As you read the transcript of this part of the lesson, notice how often he says, “don’t move.” At one point he literally just repeats that phrase three times in a row! So instead of Krista receiving the message that rhythmical movements are distracting and can disrupt the musical line, she only hears, “don’t move!” Instead of telling her that it is better to internalize the rhythm so you don’t express it with your body (and that by doing this you can make your body more available for all the other movements needed to play well), we hear, “don’t move!” Instead of warning that one must be careful to use appropriate movements that don’t interfere with the delicate balance of the reed against the embouchure, one only hears the warning: “Try not to move…’cause when you don’t move, it sounds better.”
Read the transcript below, and see if you don’t agree with me that there needs to be a better way to discuss these movement issues. This need is the reason I created my video, and it is the reason I wrote my book, “Oboemotions.” Oboe players must move in order to make music. All musicians are MOVERS. And because we are movers, we must learn to train movement accurately.
TRANSCRIPTION FROM DVD “The Art of Creating the Musical Line”— The Barret Master Classes, Volume Five
John de Lancie to Krista Riggs: “You gotta’ break that habit of beating time. When you move around…you know, it’s tough enough to play the oboe, and when you’re moving around you cannot help but change a little bit…in your…the way your reed is in your mouth, and so on and so forth. If you just try…I recommend practicing standing up against a wall and…Actually, uh, I found that practicing up against a wall creates a sensation that, that I can’t, I’ve never been able to find in any other way. If you’re standing up against a wall and nothing moves…it’s, it was the, I remember that it was the first time and the only time that I ever almost had the impression that I was listening to myself—that I was standing out, listening to myself. And you just think: Nothing is gonna’ move, but your music. You HAVE to move your fingers, but DON’T move anything else. And just see if you can be as quiet as possible, and listen.”
(later, as she begins to play) “Yeah, but you see your oboe going up and down? Alright, see if you can STOP that…that’s very important.”
(as she plays again) “Don’t Move! Don’t move, don’t move.”
(later) “Let’s try it once more, huh? Try not to move. Try not to move. Try not to move. ‘Cause when you don’t move, it sounds better.”

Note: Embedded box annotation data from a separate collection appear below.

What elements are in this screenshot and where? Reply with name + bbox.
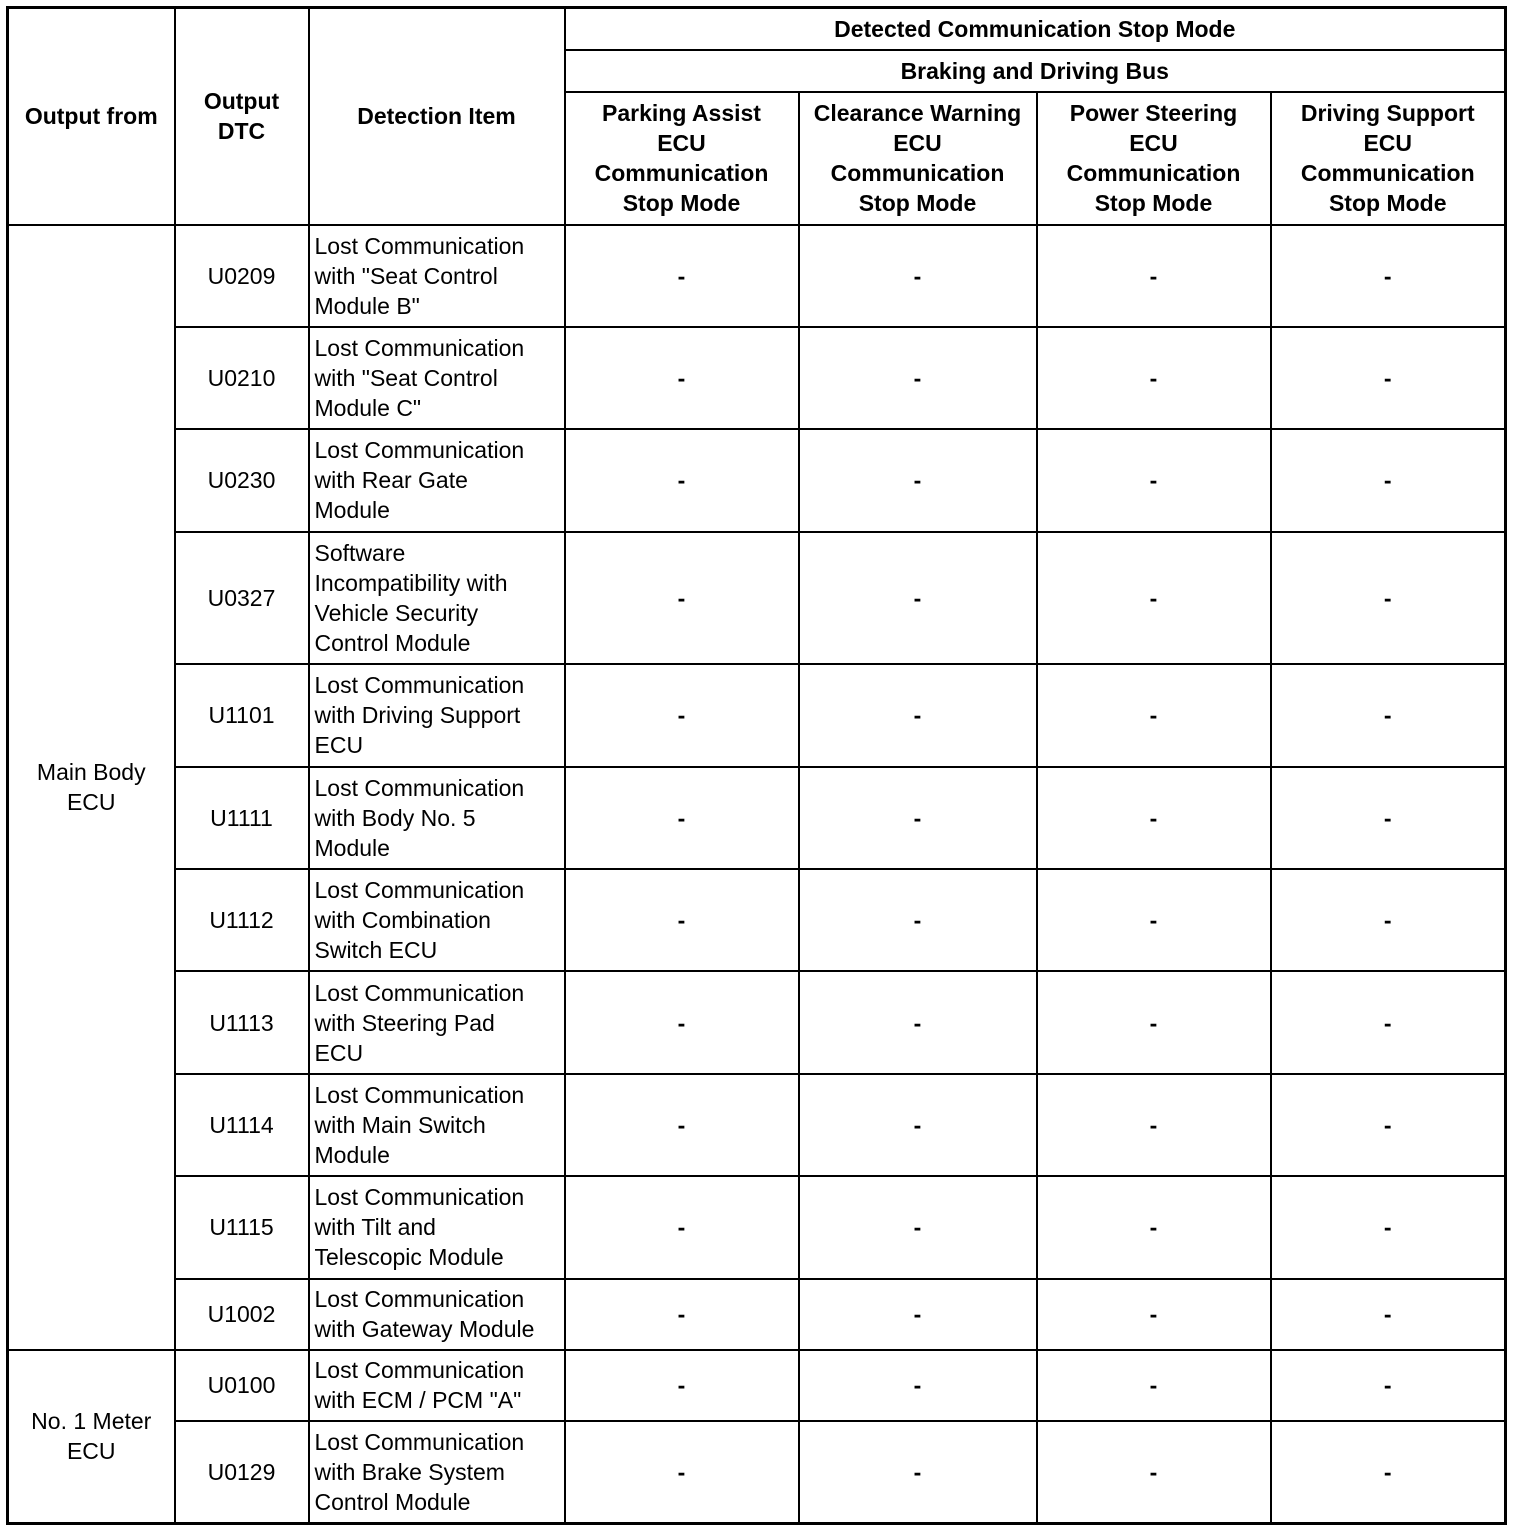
stop-mode-cell: - [565, 1421, 799, 1523]
stop-mode-cell: - [1037, 532, 1271, 665]
dtc-code: U1101 [175, 664, 309, 766]
table-header [8, 8, 1506, 225]
stop-mode-cell: - [1037, 767, 1271, 869]
header-mode-line: ECU [893, 130, 942, 156]
stop-mode-cell: - [1037, 869, 1271, 971]
detection-item-line: with Tilt and [314, 1214, 436, 1241]
detection-item-line: with Brake System [314, 1459, 505, 1486]
detection-item-line: Software [314, 539, 406, 566]
detection-item-line: Telescopic Module [314, 1244, 504, 1271]
output-from-cell-line: ECU [66, 789, 116, 816]
dtc-code: U1002 [175, 1279, 309, 1350]
output-from-cell-line: No. 1 Meter [31, 1408, 152, 1435]
detection-item [309, 1176, 565, 1278]
header-mode-line: Communication [1300, 160, 1475, 186]
dtc-code: U0129 [175, 1421, 309, 1523]
header-output-dtc-line: DTC [217, 118, 266, 145]
table-row [8, 1074, 1506, 1176]
detection-item-line: Switch ECU [314, 937, 438, 964]
detection-item-line: Lost Communication [314, 1357, 525, 1384]
stop-mode-cell: - [565, 767, 799, 869]
detection-item-line: Lost Communication [314, 979, 525, 1006]
table-row [8, 1421, 1506, 1523]
detection-item-line: Module B" [314, 292, 420, 319]
stop-mode-cell: - [565, 327, 799, 429]
stop-mode-cell: - [1271, 971, 1506, 1073]
detection-item [309, 1350, 565, 1421]
detection-item [309, 1421, 565, 1523]
stop-mode-cell: - [1037, 327, 1271, 429]
dtc-code: U0209 [175, 225, 309, 327]
dtc-code: U1112 [175, 869, 309, 971]
header-detection-item: Detection Item [309, 8, 565, 225]
table-row [8, 225, 1506, 327]
stop-mode-cell: - [799, 1279, 1037, 1350]
stop-mode-cell: - [1037, 429, 1271, 531]
stop-mode-cell: - [565, 869, 799, 971]
stop-mode-cell: - [799, 767, 1037, 869]
detection-item-line: Incompatibility with [314, 569, 508, 596]
table-row [8, 971, 1506, 1073]
detection-item-line: Lost Communication [314, 1184, 525, 1211]
header-detected-mode: Detected Communication Stop Mode [565, 8, 1506, 50]
stop-mode-cell: - [565, 1279, 799, 1350]
header-mode-clearance-warning [799, 92, 1037, 225]
detection-item [309, 971, 565, 1073]
stop-mode-cell: - [565, 1074, 799, 1176]
stop-mode-cell: - [799, 971, 1037, 1073]
stop-mode-cell: - [565, 971, 799, 1073]
stop-mode-cell: - [1037, 225, 1271, 327]
stop-mode-cell: - [1271, 327, 1506, 429]
detection-item-line: Lost Communication [314, 672, 525, 699]
detection-item-line: Lost Communication [314, 232, 525, 259]
detection-item-line: Lost Communication [314, 437, 525, 464]
header-mode-line: Stop Mode [1094, 190, 1213, 216]
detection-item-line: Control Module [314, 1489, 471, 1516]
detection-item-line: Lost Communication [314, 335, 525, 362]
header-output-dtc [175, 8, 309, 225]
detection-item-line: Module [314, 1141, 390, 1168]
output-from-cell [8, 225, 175, 1350]
detection-item-line: Lost Communication [314, 877, 525, 904]
header-output-dtc-line: Output [203, 88, 280, 115]
detection-item [309, 664, 565, 766]
detection-item-line: with Driving Support [314, 702, 521, 729]
header-mode-parking-assist [565, 92, 799, 225]
detection-item-line: Module C" [314, 395, 422, 422]
detection-item-line: with Main Switch [314, 1111, 486, 1138]
detection-item [309, 1074, 565, 1176]
header-mode-line: Clearance Warning [813, 100, 1022, 126]
stop-mode-cell: - [799, 532, 1037, 665]
dtc-code: U0100 [175, 1350, 309, 1421]
stop-mode-cell: - [1271, 767, 1506, 869]
table-row [8, 532, 1506, 665]
stop-mode-cell: - [1037, 664, 1271, 766]
header-mode-line: Communication [830, 160, 1005, 186]
detection-item-line: Lost Communication [314, 1081, 525, 1108]
stop-mode-cell: - [565, 532, 799, 665]
detection-item-line: ECU [314, 732, 364, 759]
header-output-from: Output from [8, 8, 175, 225]
detection-item [309, 767, 565, 869]
stop-mode-cell: - [1271, 1074, 1506, 1176]
stop-mode-cell: - [799, 429, 1037, 531]
stop-mode-cell: - [1037, 1176, 1271, 1278]
header-mode-driving-support [1271, 92, 1506, 225]
stop-mode-cell: - [1271, 532, 1506, 665]
detection-item-line: with Body No. 5 [314, 804, 476, 831]
stop-mode-cell: - [1271, 1421, 1506, 1523]
header-mode-power-steering [1037, 92, 1271, 225]
header-mode-line: Power Steering [1069, 100, 1238, 126]
stop-mode-cell: - [1271, 225, 1506, 327]
table-row [8, 1279, 1506, 1350]
detection-item [309, 869, 565, 971]
stop-mode-cell: - [799, 869, 1037, 971]
table-row [8, 1350, 1506, 1421]
stop-mode-cell: - [1271, 1279, 1506, 1350]
stop-mode-cell: - [1037, 1421, 1271, 1523]
stop-mode-cell: - [799, 225, 1037, 327]
detection-item [309, 532, 565, 665]
table-row [8, 1176, 1506, 1278]
stop-mode-cell: - [1271, 664, 1506, 766]
stop-mode-cell: - [1271, 1350, 1506, 1421]
detection-item-line: Control Module [314, 629, 471, 656]
detection-item-line: Module [314, 834, 390, 861]
table-row [8, 327, 1506, 429]
table-row [8, 767, 1506, 869]
detection-item [309, 429, 565, 531]
stop-mode-cell: - [1271, 429, 1506, 531]
detection-item-line: with ECM / PCM "A" [314, 1387, 522, 1414]
output-from-cell-line: ECU [66, 1438, 116, 1465]
stop-mode-cell: - [799, 1350, 1037, 1421]
dtc-code: U1115 [175, 1176, 309, 1278]
stop-mode-cell: - [799, 327, 1037, 429]
detection-item-line: with Gateway Module [314, 1316, 535, 1343]
header-mode-line: Communication [1066, 160, 1241, 186]
detection-item [309, 225, 565, 327]
stop-mode-cell: - [799, 1074, 1037, 1176]
detection-item-line: with "Seat Control [314, 365, 498, 392]
header-mode-line: ECU [657, 130, 706, 156]
table-row [8, 429, 1506, 531]
output-from-cell-line: Main Body [36, 759, 146, 786]
table-body [8, 225, 1506, 1524]
detection-item [309, 1279, 565, 1350]
dtc-code: U0210 [175, 327, 309, 429]
stop-mode-cell: - [565, 429, 799, 531]
stop-mode-cell: - [565, 225, 799, 327]
stop-mode-cell: - [799, 1421, 1037, 1523]
table-row [8, 869, 1506, 971]
dtc-code: U1111 [175, 767, 309, 869]
dtc-table [6, 6, 1507, 1525]
detection-item-line: Vehicle Security [314, 599, 479, 626]
header-mode-line: Communication [594, 160, 769, 186]
detection-item-line: Lost Communication [314, 1286, 525, 1313]
dtc-code: U0327 [175, 532, 309, 665]
header-mode-line: Driving Support [1300, 100, 1475, 126]
stop-mode-cell: - [1037, 1350, 1271, 1421]
stop-mode-cell: - [1037, 1074, 1271, 1176]
stop-mode-cell: - [565, 1350, 799, 1421]
header-mode-line: ECU [1363, 130, 1413, 156]
table-row [8, 664, 1506, 766]
detection-item [309, 327, 565, 429]
detection-item-line: Lost Communication [314, 774, 525, 801]
detection-item-line: with "Seat Control [314, 262, 498, 289]
header-mode-line: Stop Mode [1328, 190, 1447, 216]
stop-mode-cell: - [1037, 1279, 1271, 1350]
detection-item-line: Lost Communication [314, 1429, 525, 1456]
dtc-code: U1113 [175, 971, 309, 1073]
header-bus: Braking and Driving Bus [565, 50, 1506, 92]
detection-item-line: ECU [314, 1039, 364, 1066]
detection-item-line: with Steering Pad [314, 1009, 495, 1036]
stop-mode-cell: - [1271, 869, 1506, 971]
stop-mode-cell: - [565, 664, 799, 766]
header-mode-line: Parking Assist [602, 100, 761, 126]
detection-item-line: with Combination [314, 907, 491, 934]
dtc-code: U1114 [175, 1074, 309, 1176]
header-mode-line: Stop Mode [622, 190, 741, 216]
stop-mode-cell: - [1271, 1176, 1506, 1278]
detection-item-line: with Rear Gate [314, 467, 468, 494]
stop-mode-cell: - [799, 664, 1037, 766]
output-from-cell [8, 1350, 175, 1524]
stop-mode-cell: - [1037, 971, 1271, 1073]
stop-mode-cell: - [799, 1176, 1037, 1278]
header-mode-line: Stop Mode [858, 190, 977, 216]
stop-mode-cell: - [565, 1176, 799, 1278]
dtc-code: U0230 [175, 429, 309, 531]
header-mode-line: ECU [1129, 130, 1178, 156]
detection-item-line: Module [314, 497, 390, 524]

Krista Riggs developed into a very fine oboist. She completed a Doctorate in Oboe Performance from Indiana University, and went on to teach oboe at Fresno State University in California. I sent a copy of this blog and transcription to Krista Riggs for feedback. Here is part of her response:
“Of course it’s fine to use this transcription! It brings back memories. That was a long time ago! I often received similar feedback from various coaches and teachers, and ‘not moving’ felt very unnatural and almost like being in a straight jacket. Sadly I’m not able to play oboe anymore due to trouble with my spine, so I’m a bit removed from that world now.”